What Is Machine Learning And Why Is It Important To Innovate?
1950 was the year famous mathematician Alan Turing first raised the possibility that machines could think, paving the way for modern Artificial Intelligence. A decade later he moved towards artificial neural networks, a computational model inspired by the human mind that scientists Marvin Minsky and Dean Edmonds tested, managing to create a computer program capable of learning through experience.
These were the first steps of “machine learning” which, as data expert José Luis Espinoza explains, “is a master of pattern recognition, capable of converting a data sample into a computer program that draws inferences from new sets of data. data for which it has not been previously trained.” Thus, machine learning is a fundamental branch of Artificial Intelligence, responsible for allowing programs to learn without being expressly programmed for a purpose.
And although 1960 saw its formal appearance, the limited technology of the time also made it enter a period of inactivity that would last until the end of the 1990s, when the IBM Deep Blue system defeated the world multi-champion of that game in a game of chess. Garry Kasparov. With this context, at first glance, it may seem that machine learning is an aspect of high technology that is removed from the daily use of computers, as is, for example, quantum computing. However, this perception could not be more wrong, because unlike other innovations, machine learning lives with us every day. What is it for the common user? What potential does it still have for the most specialized uses?
The Mind Of A Computer
Since 1997 when the famous IBM chess machine achieved its representative victory, a line of research continues to the present day developing artificial intelligences that can learn to play strategy games, managing to defeat their greatest flesh and blood champions. However, these are experiments designed to test and increase your analytical capabilities in the laboratory, the question is where does machine learning really apply?
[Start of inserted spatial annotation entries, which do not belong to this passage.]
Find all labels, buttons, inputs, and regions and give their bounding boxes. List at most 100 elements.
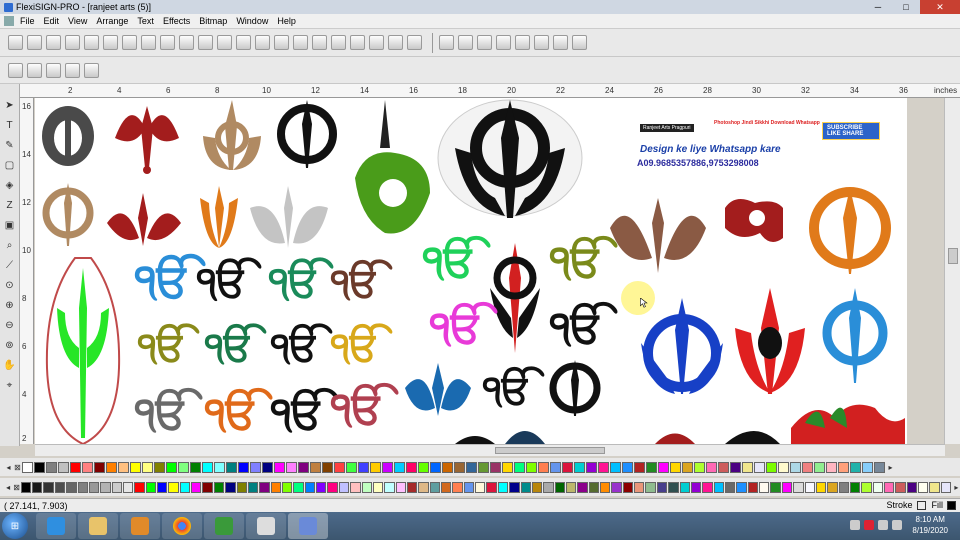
shape-icon[interactable]: ▢ — [3, 158, 17, 172]
color-swatch[interactable] — [441, 481, 452, 493]
color-swatch[interactable] — [929, 481, 940, 493]
color-swatch[interactable] — [43, 481, 54, 493]
color-swatch[interactable] — [690, 481, 702, 493]
horizontal-scrollbar[interactable] — [35, 444, 945, 456]
color-swatch[interactable] — [670, 461, 681, 473]
menu-view[interactable]: View — [68, 16, 87, 26]
color-swatch[interactable] — [179, 481, 191, 493]
palette-scroll-right-icon[interactable]: ▸ — [886, 462, 895, 473]
layout-icon[interactable] — [312, 35, 327, 50]
color-swatch[interactable] — [520, 481, 531, 493]
outline-icon[interactable] — [553, 35, 568, 50]
khanda-black[interactable] — [277, 100, 337, 168]
color-swatch[interactable] — [884, 481, 895, 493]
color-swatch[interactable] — [382, 461, 393, 473]
group-icon[interactable] — [439, 35, 454, 50]
color-swatch[interactable] — [58, 461, 69, 473]
taskbar-corel[interactable] — [204, 513, 244, 539]
menu-help[interactable]: Help — [277, 16, 296, 26]
volume-icon[interactable] — [892, 520, 903, 530]
color-swatch[interactable] — [238, 461, 249, 473]
color-swatch[interactable] — [262, 461, 273, 473]
color-swatch[interactable] — [730, 461, 741, 473]
color-swatch[interactable] — [346, 461, 357, 473]
color-swatch[interactable] — [270, 481, 281, 493]
color-swatch[interactable] — [293, 481, 304, 493]
production-manager-icon[interactable] — [141, 35, 156, 50]
color-settings-icon[interactable] — [331, 35, 346, 50]
color-swatch[interactable] — [718, 461, 729, 473]
ik-onkar-gray[interactable]: ੴ — [134, 387, 203, 439]
undo-icon[interactable] — [217, 35, 232, 50]
zoom-in-icon[interactable]: ⊕ — [3, 298, 17, 312]
color-swatch[interactable] — [827, 481, 838, 493]
color-swatch[interactable] — [550, 461, 561, 473]
page-setup-icon[interactable] — [293, 35, 308, 50]
weld-icon[interactable] — [515, 35, 530, 50]
palette-scroll-right-icon[interactable]: ▸ — [952, 482, 960, 493]
color-swatch[interactable] — [310, 461, 321, 473]
color-swatch[interactable] — [334, 461, 345, 473]
color-swatch[interactable] — [20, 481, 32, 493]
start-button[interactable]: ⊞ — [2, 513, 28, 539]
color-swatch[interactable] — [100, 481, 111, 493]
ik-onkar-teal[interactable]: ੴ — [204, 323, 267, 370]
import-icon[interactable] — [65, 35, 80, 50]
magnify-icon[interactable] — [369, 35, 384, 50]
color-swatch[interactable] — [490, 461, 501, 473]
khanda-tan[interactable] — [203, 100, 261, 170]
contour-icon[interactable]: Z — [3, 198, 17, 212]
ik-onkar-magenta[interactable]: ੴ — [429, 301, 498, 353]
color-swatch[interactable] — [778, 461, 789, 473]
color-swatch[interactable] — [418, 481, 429, 493]
color-swatch[interactable] — [154, 461, 165, 473]
khanda-black-large[interactable] — [437, 99, 583, 218]
outline-effect-icon[interactable] — [46, 62, 61, 78]
color-swatch[interactable] — [940, 481, 952, 493]
color-swatch[interactable] — [668, 481, 679, 493]
zoom-out-icon[interactable]: ⊖ — [3, 318, 17, 332]
color-swatch[interactable] — [406, 481, 418, 493]
color-swatch[interactable] — [804, 481, 815, 493]
pointer-icon[interactable]: ➤ — [3, 98, 17, 112]
color-swatch[interactable] — [281, 481, 293, 493]
color-swatch[interactable] — [166, 461, 177, 473]
color-swatch[interactable] — [370, 461, 381, 473]
color-swatch[interactable] — [358, 461, 369, 473]
color-swatch[interactable] — [82, 461, 93, 473]
color-swatch[interactable] — [706, 461, 717, 473]
fill-icon[interactable]: ◈ — [3, 178, 17, 192]
color-swatch[interactable] — [77, 481, 88, 493]
color-swatch[interactable] — [118, 461, 129, 473]
color-swatch[interactable] — [918, 481, 929, 493]
ik-onkar-blue[interactable]: ੴ — [134, 253, 206, 307]
distort-icon[interactable] — [8, 62, 23, 78]
undo-list-icon[interactable] — [255, 35, 270, 50]
color-swatch[interactable] — [849, 481, 861, 493]
color-swatch[interactable] — [747, 481, 759, 493]
color-swatch[interactable] — [586, 461, 597, 473]
text-icon[interactable]: T — [3, 118, 17, 132]
color-swatch[interactable] — [906, 481, 918, 493]
khanda-black-small[interactable] — [549, 360, 601, 416]
ik-onkar-black-4[interactable]: ੴ — [270, 387, 339, 439]
redo-icon[interactable] — [236, 35, 251, 50]
combine-icon[interactable] — [477, 35, 492, 50]
khanda-orange-small[interactable] — [200, 186, 238, 248]
clock[interactable]: 8:10 AM 8/19/2020 — [912, 514, 948, 536]
color-swatch[interactable] — [814, 461, 825, 473]
color-swatch[interactable] — [130, 461, 141, 473]
copy-icon[interactable] — [179, 35, 194, 50]
color-swatch[interactable] — [236, 481, 247, 493]
color-swatch[interactable] — [463, 481, 475, 493]
network-icon[interactable] — [878, 520, 889, 530]
zoom-fit-icon[interactable]: ⊚ — [3, 338, 17, 352]
color-swatch[interactable] — [634, 461, 645, 473]
ik-onkar-green-dark[interactable]: ੴ — [268, 257, 334, 306]
color-swatch[interactable] — [861, 481, 872, 493]
color-swatch[interactable] — [145, 481, 157, 493]
color-swatch[interactable] — [475, 481, 486, 493]
shadow-icon[interactable] — [27, 62, 42, 78]
zoom-icon[interactable]: ⊙ — [3, 278, 17, 292]
color-swatch[interactable] — [286, 461, 297, 473]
It is present in practically all the entertainment applications that most of us use on a daily basis, including Netflix and Spotify, specifically in the recommendations of new movies or music that they make us, being also responsible for the predictive capacity in the keyboard of WhatsApp or Gmail. In the smartphone assistants are also excellent examples of machines learning from the data that, with the daily use that we provide them, improve what they show us when we consult them. And while these simple uses may seem logical or overly simple, they are the result of advancements that until very recently were impossible for even the world’s most powerful computers.
Looking to the future, machine learning is shaping up to be especially useful in the business world, since this ability to adapt in real time to the data that enters a system can improve an already established model by discovering new, unconventional ways of working. Several banks use it, for example, to predict changes in markets and customers, balancing supply and demand to offer personalized prices to investors. Innovation in scientific disciplines also uses this aspect of artificial intelligence capable of learning and making discoveries, but with uses as disparate as the design of antennas for NASA or the creation of algorithms that allow the structure of new artificial proteins to be predicted.
Already combined with other innovations, machine learning converges in inventions such as autonomous cars where the learning of Artificial Intelligence merges with the power of 5G networks, allowing driving programs to improve their driving progressively, analyzing data in real time at those who can access through the new generation cellular network.
“The possibilities of machine learning are virtually infinite as long as there is data available to learn its possibilities even towards creative fields that, traditionally, can only be carried out with the direct influence of a human being.